Trecho correspondente à história de Anette

Ele a segura em seus braços. Teria sido difícil, mas tinha dado graças a Deus por Yana ter “facilitado” para ele. Ele sabia que seria procurado, que talvez o achassem e o matassem, levando sua pequenina menina. Mas ele tinha que fazer isso, sim... Pois era como se fosse uma filha para ele, a garotinha de seus sonhos. Depois de ter visto sua esposa morrer naquele terrível ritual, ele simplesmente parou de acreditar nas mentiras da Ordem. Silent Hill era um lugar falido a anos, e não fazia sentido esperar que a cidade voltasse aos seus dias de glória matando pessoas queimadas. Mesmo que ela quisesse passar por tudo aquilo, queimar pessoas para trazer um deus de volta a vida, se é que aquilo era um deus, era uma coisa horrível e sem sentido. O cristianismo sempre falava sobre o amor de Deus, mas para ele, aquele amor que a Ordem acreditava não era amor. Na história do cristianismo, Deus havia oferecido a sua própria vida através de seu filho em benefício da humanidade, mas na Ordem era exatamente o contrário e isso pouco mostrava misericórdia.

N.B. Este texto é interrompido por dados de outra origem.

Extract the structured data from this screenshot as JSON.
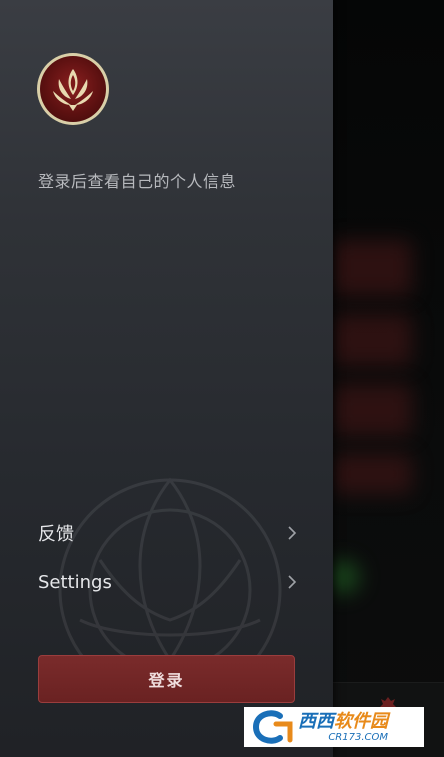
{
  "drawer": {
    "login_hint": "登录后查看自己的个人信息",
    "menu": [
      {
        "label": "反馈",
        "icon": "chevron-right-icon"
      },
      {
        "label": "Settings",
        "icon": "chevron-right-icon"
      }
    ],
    "login_button": "登录"
  },
  "watermark": {
    "brand_main": "西西",
    "brand_accent": "软件园",
    "brand_sub": "CR173.COM"
  },
  "colors": {
    "accent_red": "#7a2b2b",
    "drawer_bg": "#2f3237",
    "badge_blue": "#1a6fb8",
    "badge_orange": "#e88a1a"
  }
}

Enquanto a segurava nos braços, ele continuava correndo floresta adentro. Linda, ela repousava sobre seus braços enquanto ele corria. Talvez pudesse dar pra ela a vida que um pai poderia dar, e não uma vida regrada que à levaria ao fogo como ocorreu com sua esposa, ou quase esposa. Estava grávida, mas de alguma forma, a criança nasceu prematura depois do ritual e havia sobrevivido estranhamente, mesmo depois de ter a mãe queimada estando ainda no seu ventre. Ela tinha tido sorte, muita sorte. Sorte tão grande que pensaram até que ela seria deus. Mas claro que não, era apenas uma menina, uma menina como qualquer outra, ainda que a Ordem e Carl não vissem isso.

Ele parou embaixo de uma árvore. Talvez fosse possível descansar um pouco. Ao respirar fundo, ele acabou acordando a pequena bebezinha, que ao vê-lo sorriu para ele. Ela nada sabia sobre quem era ou até mesmo as circunstâncias do seu nascimento e tão pouco sobre onde estava ou porque estava sendo levada para longe da cidade natal. Apenas sorria. Seu sorriso mesmo sem dentes foi tão surpreendente para ele que não se conteve e sorriu de volta. Ela nem nome tinha ainda, pois ninguém poderia se apegar a garota que seria a mãe de deus. Ainda sorrindo, ele decidiu fazer o que já deveria ter feito a um ano.

—Anette... Seu nome será Anette a partir de hoje!

A bebezinha sorriu de novo, talvez demonstrando que gostou do nome. Ele a envolveu novamente com o lençol e continuou correndo, ciente de que assim conseguiria escapar da cidade para sempre.